Nous sommes tous (ou presque) conscients maintenant que les choses ne tournent plus rond et qu’il y a dans l’air des changements majeurs qui vont transformer notre vie.
La morosité, la déprime et le stress ambiant ne sont sans doute pas sans liens avec l’impression que nous avons que le monde est dans une impasse, dont on ne perçoit pas l’issue.
"Il s’agit d’apprendre à espérer". (Ernst Bloch).
Tracer un chemin optimiste et fraternel pour l’avenir de la planète, c’est mieux que de jouer les oiseaux de mauvaise augure, ce qu’on a beaucoup reproché aux alarmes écologistes. C’est surtout créer une attente positive dans nos têtes, alimenter nos coeurs d’espérance, faciliter l’émergence de nouvelles façons de vivre, de se représenter la réalité, de voir le monde et l’avenir de la planète, plus sûrement qu’en mettant le doigt sur toutes nos tares.
Si on regarde trop sous la queue du cheval, nous disait un formateur psychothérapeute, on va nécessairement trouver du crottin.
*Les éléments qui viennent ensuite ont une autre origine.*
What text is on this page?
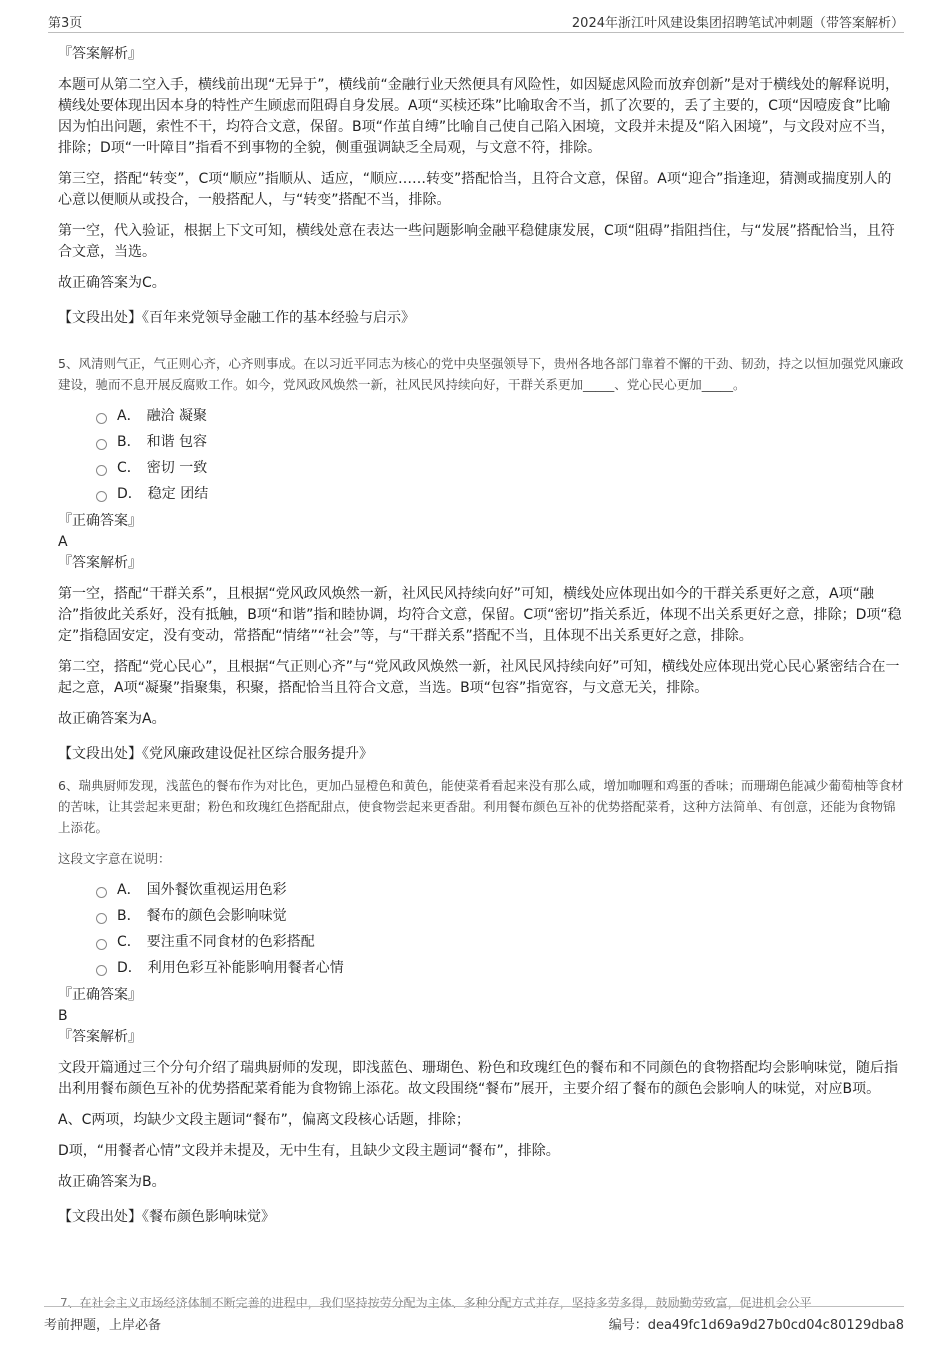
第3页	2024年浙江叶风建设集团招聘笔试冲刺题（带答案解析）

『答案解析』

本题可从第二空入手，横线前出现“无异于”，横线前“金融行业天然便具有风险性，如因疑虑风险而放弃创新”是对于横线处的解释说明，横线处要体现出因本身的特性产生顾虑而阻碍自身发展。A项“买椟还珠”比喻取舍不当，抓了次要的，丢了主要的，C项“因噎废食”比喻因为怕出问题，索性不干，均符合文意，保留。B项“作茧自缚”比喻自己使自己陷入困境，文段并未提及“陷入困境”，与文段对应不当，排除；D项“一叶障目”指看不到事物的全貌，侧重强调缺乏全局观，与文意不符，排除。

第三空，搭配“转变”，C项“顺应”指顺从、适应，“顺应……转变”搭配恰当，且符合文意，保留。A项“迎合”指逢迎，猜测或揣度别人的心意以便顺从或投合，一般搭配人，与“转变”搭配不当，排除。

第一空，代入验证，根据上下文可知，横线处意在表达一些问题影响金融平稳健康发展，C项“阻碍”指阻挡住，与“发展”搭配恰当，且符合文意，当选。

故正确答案为C。

【文段出处】《百年来党领导金融工作的基本经验与启示》

5、风清则气正，气正则心齐，心齐则事成。在以习近平同志为核心的党中央坚强领导下，贵州各地各部门靠着不懈的干劲、韧劲，持之以恒加强党风廉政建设，驰而不息开展反腐败工作。如今，党风政风焕然一新，社风民风持续向好，干群关系更加_____、党心民心更加_____。

A． 融洽 凝聚
B． 和谐 包容
C． 密切 一致
D． 稳定 团结

『正确答案』

A

『答案解析』

第一空，搭配“干群关系”，且根据“党风政风焕然一新，社风民风持续向好”可知，横线处应体现出如今的干群关系更好之意，A项“融洽”指彼此关系好，没有抵触，B项“和谐”指和睦协调，均符合文意，保留。C项“密切”指关系近，体现不出关系更好之意，排除；D项“稳定”指稳固安定，没有变动，常搭配“情绪”“社会”等，与“干群关系”搭配不当，且体现不出关系更好之意，排除。

第二空，搭配“党心民心”，且根据“气正则心齐”与“党风政风焕然一新，社风民风持续向好”可知，横线处应体现出党心民心紧密结合在一起之意，A项“凝聚”指聚集，积聚，搭配恰当且符合文意，当选。B项“包容”指宽容，与文意无关，排除。

故正确答案为A。

【文段出处】《党风廉政建设促社区综合服务提升》

6、瑞典厨师发现，浅蓝色的餐布作为对比色，更加凸显橙色和黄色，能使菜肴看起来没有那么咸，增加咖喱和鸡蛋的香味；而珊瑚色能减少葡萄柚等食材的苦味，让其尝起来更甜；粉色和玫瑰红色搭配甜点，使食物尝起来更香甜。利用餐布颜色互补的优势搭配菜肴，这种方法简单、有创意，还能为食物锦上添花。

这段文字意在说明：

A． 国外餐饮重视运用色彩
B． 餐布的颜色会影响味觉
C． 要注重不同食材的色彩搭配
D． 利用色彩互补能影响用餐者心情

『正确答案』

B

『答案解析』

文段开篇通过三个分句介绍了瑞典厨师的发现，即浅蓝色、珊瑚色、粉色和玫瑰红色的餐布和不同颜色的食物搭配均会影响味觉，随后指出利用餐布颜色互补的优势搭配菜肴能为食物锦上添花。故文段围绕“餐布”展开，主要介绍了餐布的颜色会影响人的味觉，对应B项。

A、C两项，均缺少文段主题词“餐布”，偏离文段核心话题，排除；

D项，“用餐者心情”文段并未提及，无中生有，且缺少文段主题词“餐布”，排除。

故正确答案为B。

【文段出处】《餐布颜色影响味觉》

7、在社会主义市场经济体制不断完善的进程中，我们坚持按劳分配为主体、多种分配方式并存，坚持多劳多得，鼓励勤劳致富，促进机会公平
考前押题，上岸必备	编号：dea49fc1d69a9d27b0cd04c80129dba8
Il vaut mieux apprendre à galoper.
Je pense que c’est ce que fait Jeremy Rifkin.
Je ne peux que vous inviter à galoper. N’est-ce pas un bon plan pour 2015 ?
Et cela parait aussi un beau message de Noël.
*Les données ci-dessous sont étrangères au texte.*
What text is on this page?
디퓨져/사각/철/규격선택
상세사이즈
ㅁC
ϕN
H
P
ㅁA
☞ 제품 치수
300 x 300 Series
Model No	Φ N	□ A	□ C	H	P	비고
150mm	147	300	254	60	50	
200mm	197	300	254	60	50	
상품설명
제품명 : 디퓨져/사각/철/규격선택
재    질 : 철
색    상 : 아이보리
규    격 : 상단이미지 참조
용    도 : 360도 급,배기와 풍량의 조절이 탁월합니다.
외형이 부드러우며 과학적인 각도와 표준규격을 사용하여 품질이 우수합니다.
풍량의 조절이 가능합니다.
En personne éclairée, le point de départ de Jeremy Rifkin est le constat que nous vivons une crise majeure dont les aspects les plus dramatiques sont au premier chef environnementale, du fait de notre façon de vivre.
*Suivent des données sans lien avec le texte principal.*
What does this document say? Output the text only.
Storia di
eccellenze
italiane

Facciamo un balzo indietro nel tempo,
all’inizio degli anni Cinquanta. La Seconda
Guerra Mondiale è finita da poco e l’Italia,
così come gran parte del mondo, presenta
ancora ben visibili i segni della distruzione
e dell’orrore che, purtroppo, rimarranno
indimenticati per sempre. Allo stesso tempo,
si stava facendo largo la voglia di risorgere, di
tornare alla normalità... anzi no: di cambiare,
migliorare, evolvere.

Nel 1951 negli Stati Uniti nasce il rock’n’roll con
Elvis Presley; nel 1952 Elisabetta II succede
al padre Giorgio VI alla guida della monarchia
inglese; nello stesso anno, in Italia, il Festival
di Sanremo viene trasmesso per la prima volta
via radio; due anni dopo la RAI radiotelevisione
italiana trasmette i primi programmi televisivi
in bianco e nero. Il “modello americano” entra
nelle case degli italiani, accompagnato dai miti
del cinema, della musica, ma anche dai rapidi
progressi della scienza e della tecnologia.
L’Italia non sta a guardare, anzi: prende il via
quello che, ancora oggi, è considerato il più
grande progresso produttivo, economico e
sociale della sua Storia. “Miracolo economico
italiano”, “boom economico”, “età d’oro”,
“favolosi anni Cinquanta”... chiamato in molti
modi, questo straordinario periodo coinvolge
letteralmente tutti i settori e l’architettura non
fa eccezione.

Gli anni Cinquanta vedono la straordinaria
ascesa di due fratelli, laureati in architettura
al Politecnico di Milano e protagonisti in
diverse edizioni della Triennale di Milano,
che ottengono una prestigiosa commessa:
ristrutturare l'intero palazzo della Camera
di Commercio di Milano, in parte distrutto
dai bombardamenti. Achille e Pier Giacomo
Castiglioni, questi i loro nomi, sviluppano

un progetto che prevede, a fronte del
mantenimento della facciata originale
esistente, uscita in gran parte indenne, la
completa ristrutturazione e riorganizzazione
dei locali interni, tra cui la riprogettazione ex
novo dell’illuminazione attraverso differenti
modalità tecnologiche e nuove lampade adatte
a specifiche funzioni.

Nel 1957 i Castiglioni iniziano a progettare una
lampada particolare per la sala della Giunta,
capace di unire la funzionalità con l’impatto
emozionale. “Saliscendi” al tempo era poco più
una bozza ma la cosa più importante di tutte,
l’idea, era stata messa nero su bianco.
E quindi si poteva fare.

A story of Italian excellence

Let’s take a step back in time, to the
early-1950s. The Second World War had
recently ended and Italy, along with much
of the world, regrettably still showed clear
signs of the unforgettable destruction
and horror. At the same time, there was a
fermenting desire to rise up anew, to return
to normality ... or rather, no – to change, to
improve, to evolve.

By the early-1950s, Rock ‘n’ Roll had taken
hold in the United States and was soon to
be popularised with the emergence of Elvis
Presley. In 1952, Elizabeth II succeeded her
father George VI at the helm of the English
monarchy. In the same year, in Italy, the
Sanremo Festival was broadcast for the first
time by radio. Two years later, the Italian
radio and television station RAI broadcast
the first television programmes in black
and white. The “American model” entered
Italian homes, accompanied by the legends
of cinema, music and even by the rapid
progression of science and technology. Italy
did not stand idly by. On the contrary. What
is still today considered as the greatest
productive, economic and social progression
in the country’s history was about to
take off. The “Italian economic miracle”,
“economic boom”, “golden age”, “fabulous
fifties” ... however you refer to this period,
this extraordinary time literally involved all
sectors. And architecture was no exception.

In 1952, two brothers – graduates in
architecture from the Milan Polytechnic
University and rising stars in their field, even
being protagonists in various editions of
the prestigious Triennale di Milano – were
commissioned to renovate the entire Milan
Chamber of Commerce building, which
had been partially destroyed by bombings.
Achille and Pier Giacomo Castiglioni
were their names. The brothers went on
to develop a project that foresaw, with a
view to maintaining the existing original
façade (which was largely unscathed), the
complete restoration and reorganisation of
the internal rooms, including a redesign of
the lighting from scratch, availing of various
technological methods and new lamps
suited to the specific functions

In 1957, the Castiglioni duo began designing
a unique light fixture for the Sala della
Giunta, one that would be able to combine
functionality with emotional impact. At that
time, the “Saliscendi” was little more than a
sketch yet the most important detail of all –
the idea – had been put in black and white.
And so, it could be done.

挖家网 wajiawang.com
"La facture entropique de l’ère industrielle est arrivée. L’accumulation des émissions de dioxyde de carbone dans l’atmosphère, dues à la combustion massive d’énergie carbonique, a déclenché le changement climatique et la destruction globale de la biosphère terrestre. Cela remet en cause le modèle économique existant."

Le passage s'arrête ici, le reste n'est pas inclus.